Ellis menggambarkan hakikat masalah ini dengan konsep berikut: Activating event (A), Belief (B) dan Emotional Consequence (C), yang dikenal dengan teori A-B-C.7
Diagram berikut ini akan menjelaskan interaksi dari ketiga komponen tersebut.
A (Activating event) B (belief) C (emotional and behavioral consequence)
A, adalah keberadaannya fakta, suatu peristiwa, atau perilaku atau sikap seorang individu.
B, yaitu keyakinan si pribadi pada (A), pandangan, nilai, atau verbalisasi diri individu terhadap suatu peristiwa.
C adalah konsekuensi emosi dan perilaku ataupun reaksi si individu; reaksi itu bisa cocok, bisa juga tidak.
Peristiwa yang sedang berjalan pada (A) tidak menjadi penyebab pada (C/konsekuensi emosi), melainkan (B/keyakinan si pribadi pada A) yang banyak menjadi penyebabnya. Misalnya, apabila seseorang mengalami depresi setelah bercerai dengan suami/isterinya, mungkin bukan perceraian (A) itu sendiri yang menjadi penyebab reaksi dalam bentuk depresi, tetapi keyakinan si individu (B) bahwa ia gagal, merasa ditolak, atau kehilangan sangan yang menjadi enyebabnya8.

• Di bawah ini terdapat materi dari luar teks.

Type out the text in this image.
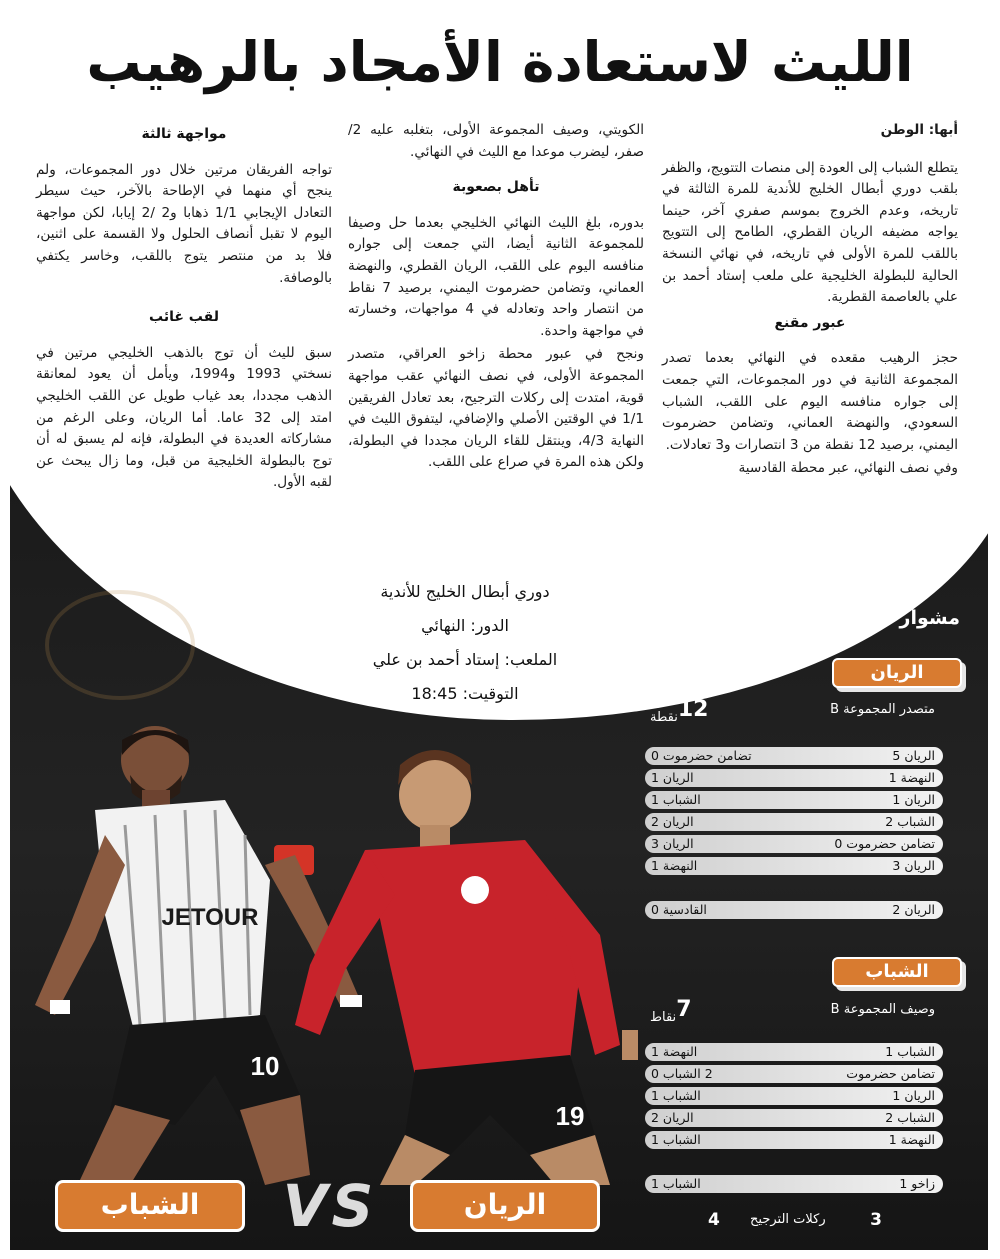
الليث لاستعادة الأمجاد بالرهيب
أبها: الوطن

يتطلع الشباب إلى العودة إلى منصات التتويج، والظفر بلقب دوري أبطال الخليج للأندية للمرة الثالثة في تاريخه، وعدم الخروج بموسم صفري آخر، حينما يواجه مضيفه الريان القطري، الطامح إلى التتويج باللقب للمرة الأولى في تاريخه، في نهائي النسخة الحالية للبطولة الخليجية على ملعب إستاد أحمد بن علي بالعاصمة القطرية.

عبور مقنع

حجز الرهيب مقعده في النهائي بعدما تصدر المجموعة الثانية في دور المجموعات، التي جمعت إلى جواره منافسه اليوم على اللقب، الشباب السعودي، والنهضة العماني، وتضامن حضرموت اليمني، برصيد 12 نقطة من 3 انتصارات و3 تعادلات.

وفي نصف النهائي، عبر محطة القادسية

الكويتي، وصيف المجموعة الأولى، بتغلبه عليه 2/صفر، ليضرب موعدا مع الليث في النهائي.

تأهل بصعوبة

بدوره، بلغ الليث النهائي الخليجي بعدما حل وصيفا للمجموعة الثانية أيضا، التي جمعت إلى جواره منافسه اليوم على اللقب، الريان القطري، والنهضة العماني، وتضامن حضرموت اليمني، برصيد 7 نقاط من انتصار واحد وتعادله في 4 مواجهات، وخسارته في مواجهة واحدة.

ونجح في عبور محطة زاخو العراقي، متصدر المجموعة الأولى، في نصف النهائي عقب مواجهة قوية، امتدت إلى ركلات الترجيح، بعد تعادل الفريقين 1/1 في الوقتين الأصلي والإضافي، ليتفوق الليث في النهاية 4/3، وينتقل للقاء الريان مجددا في البطولة، ولكن هذه المرة في صراع على اللقب.

مواجهة ثالثة

تواجه الفريقان مرتين خلال دور المجموعات، ولم ينجح أي منهما في الإطاحة بالآخر، حيث سيطر التعادل الإيجابي 1/1 ذهابا و2 /2 إيابا، لكن مواجهة اليوم لا تقبل أنصاف الحلول ولا القسمة على اثنين، فلا بد من منتصر يتوج باللقب، وخاسر يكتفي بالوصافة.

لقب غائب

سبق لليث أن توج بالذهب الخليجي مرتين في نسختي 1993 و1994، ويأمل أن يعود لمعانقة الذهب مجددا، بعد غياب طويل عن اللقب الخليجي امتد إلى 32 عاما. أما الريان، وعلى الرغم من مشاركاته العديدة في البطولة، فإنه لم يسبق له أن توج بالبطولة الخليجية من قبل، وما زال يبحث عن لقبه الأول.

دوري أبطال الخليج للأندية
الدور: النهائي
الملعب: إستاد أحمد بن علي
التوقيت: 18:45
JETOUR
10
19
مشوار الفريقين
الريان
متصدر المجموعة B
12نقطة
الريان 5
تضامن حضرموت 0
النهضة 1
الريان 1
الريان 1
الشباب 1
الشباب 2
الريان 2
تضامن حضرموت 0
الريان 3
الريان 3
النهضة 1
الريان 2
القادسية 0
الشباب
وصيف المجموعة B
7نقاط
الشباب 1
النهضة 1
تضامن حضرموت
2 الشباب 0
الريان 1
الشباب 1
الشباب 2
الريان 2
النهضة 1
الشباب 1
زاخو 1
الشباب 1
3
ركلات الترجيح
4
الريان
VS
الشباب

2. Pendekatan yang Dilakukan
Pendekatan yang dilakukan setelah mengetahui hakikat masalah ini adalah melakukan disputing intervention (meragukan /membantah) (D) terhadap keyakinan dan pemikiran yang tidak rasional pada (B) agar berubah kepada keyakinan, pemikiran dan falsafah rasional yang baru (E), sehingga lahir (F) yaitu perangkat perasaan yang baru. Kita tidak lagi merasakan cemas yang sungguh-sungguh atau merasa tertekan, melainkan kita merasakan segala sesuatu sesuai dengan situasi yang ada.
Teori ABC dan pendekatannya DEF dari Ellis ini kalau digambarkan dalam bentuk bagan kurang lebih demikian:
A B C
(activating event) (belief) (emotional and behavioral consequence)
D E ) F
(disputing intervention) (effect) (new feeling)
Setelah A, B, dan C maka munculah D,E, dan F.
D, adalah yang meragukan /membantah (disputing intervention). Pada isensinya merupakan aplikasi dari metode ilmiah untuk menolong klien menantang keyakinan irasional mereka. Ellis dan Bernard (1986) melukiskan tiga komponen dari proses meragukan/membantah ini: (1) mendeteksi, (2) memperdebatkan, (3) dan mendiskriminasi.
Pertama, klien belajar caranya mendeteksi keyakinan irasional mereka, terutama kemutlakan seharusnya dan harus, sifat berlebihan, dan pelecehan pada diri-sendiori.
Kedua, klien memperdebatkan keyakinan yang disfungsional itu dengan belajar cara mempertanyakan semuanya itu secara logis dan empiris dan dengan sekuat tenaga mempertanyakannya pada diri sendiri serta berbuat untuk tidak mempercayainya.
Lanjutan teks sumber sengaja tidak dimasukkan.